Sem mais...vamos em frente...
Dado, nobre irmão. Não se trata de rejeitar os eventos esportivos mas, sim, de discutir as prioridades com a população, ampliando a participação dos cidadãos nas decisões da cidade. O cidadão não pode ser chamado a participar apenas e exclusivamente em épocas de eleição. A democracia representativa deve ser ampliada para os aspectos participativos, plebiscitário e consultivos, conforme defende o jurista Fábio Konder Comparato.
Caro Carlos Almeida, de forma alguma eu concordo com a questão da teimosia, assim como você. Apenas utilizei o recurso da linguagem irônica neste e nos parágrafos anteriores, quando falo do soterramento e da senhora chuva.
Ops! Desculpe então! Foi mal!
Prof. Welington & Blogueiros
Dois aspectos distintos:
- As vidas de pessoas inocentes abreviadas ou dificultadas sobremaneira, por conta dessas catástrofes. Acredito que todos nós temos o mesmo sentimento... por um motivo ou por outro os moradores que ali se encontram, não tem outra opção...
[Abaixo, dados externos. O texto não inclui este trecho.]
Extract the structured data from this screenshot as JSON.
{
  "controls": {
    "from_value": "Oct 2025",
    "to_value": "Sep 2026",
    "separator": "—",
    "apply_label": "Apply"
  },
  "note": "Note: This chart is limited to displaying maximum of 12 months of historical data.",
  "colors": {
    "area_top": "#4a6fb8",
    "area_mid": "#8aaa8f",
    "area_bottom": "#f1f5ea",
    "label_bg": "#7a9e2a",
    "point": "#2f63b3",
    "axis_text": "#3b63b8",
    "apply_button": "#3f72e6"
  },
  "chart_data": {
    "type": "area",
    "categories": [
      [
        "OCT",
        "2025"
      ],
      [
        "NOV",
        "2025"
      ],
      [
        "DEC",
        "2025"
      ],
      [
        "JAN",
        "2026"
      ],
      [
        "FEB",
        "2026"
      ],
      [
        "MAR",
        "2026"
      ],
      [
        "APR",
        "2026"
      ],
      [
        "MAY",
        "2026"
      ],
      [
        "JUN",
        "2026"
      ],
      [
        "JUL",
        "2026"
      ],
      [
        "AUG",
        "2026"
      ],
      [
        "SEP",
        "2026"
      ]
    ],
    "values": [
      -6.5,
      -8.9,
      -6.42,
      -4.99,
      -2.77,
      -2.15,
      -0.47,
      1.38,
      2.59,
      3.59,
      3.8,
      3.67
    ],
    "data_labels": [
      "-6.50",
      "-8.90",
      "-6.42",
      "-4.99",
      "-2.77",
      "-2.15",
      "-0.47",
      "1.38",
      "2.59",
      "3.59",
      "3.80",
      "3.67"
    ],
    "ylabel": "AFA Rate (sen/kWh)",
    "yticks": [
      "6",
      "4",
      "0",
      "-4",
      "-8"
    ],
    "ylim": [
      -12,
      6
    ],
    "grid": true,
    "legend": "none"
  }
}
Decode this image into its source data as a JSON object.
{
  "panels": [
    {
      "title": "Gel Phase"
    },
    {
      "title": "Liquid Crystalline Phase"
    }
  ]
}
- A hipocresia das autoridades, que, se adotassem medidas preventivas(inclusive na remoção das pessoas, oferecendo-lhes opções de moradia) e a postura de parte da mídia(sensacionalista, principalmente a "toda poderosa global")que, enche seus noticiários em busca da frenética audiência, fazendo "fachada" de utilidade pública.
Aos atingidos, resta a dificil missão de "juntar os cacos" e seguir a vida.
Forte abraço à todos...
PAULOFILÉ55
Por mais que chova, os atingidos na alma são sempre os da periferia, os de baixo, os ninguéns, senhores de nada. É repugnante observar as caras e bocas comovidas dos repórteres de plantão que nos seus noticiários misturam ficção e realidade, simplificando a história ao extremo. Uma grande catástrofe é mostrada para logo depois virem os gols da rodada. Ao invés de um programa que debata o assunto na raiz, um programa de humor para nos fazer rir mas, espera aí, já nos esquecemos que minutos atrás estávamos comovidos, chorosos com uma certa matéria...do que mesmo? Esqueçemos. Tudo se mistura nos noticiários de plantão para que tudo parece igual a coisa alguma. A artificialidade impera e tudo parece ser neutro, alheio a mecanismos regulatórios, de controle. A culpa mesmo é do acaso da natureza ou do descaso das autoridades. A política mesmo, como construção da pólis fica então silenciada no tonante boa noite de um William Bonner, e todos nós, brasileiros, respondemos, já sonolentos: BOA NOITE.
Well.... concordando com você e dizendo que o DADO que subscreve acima não é o Dadinho da Bahia não.
Podem existir dois ou mais dados, mas somente um Dadinho da Bahia. Abraços, irmão. Obrigado pela visita.
Depois que a desgraça ocorre é que aparece os políticos propagando a liberação de verbas e mais verbas. Por que tais verbas não são usadas para evitar tais tragédias? Por que os recursos financeiros não são empregados antes do caos?
Uma coisa tenho certeza: o dinheiro que será desperdiçado ( não tenho outro nome ) na realização dos Jogos Olímpicos e da Copa do Mundo terá um custo que não tem preço: o custo de vidas humanas.
Kuat
Pois é, Kuat, concordo com você em gênero, número e grau. Atualmente há um acréscimo de 728 milhões de reais, um acréscimo de 19,2% em relação ao orçameto inicial. Estamos apenas no começo, imagina isso até o final?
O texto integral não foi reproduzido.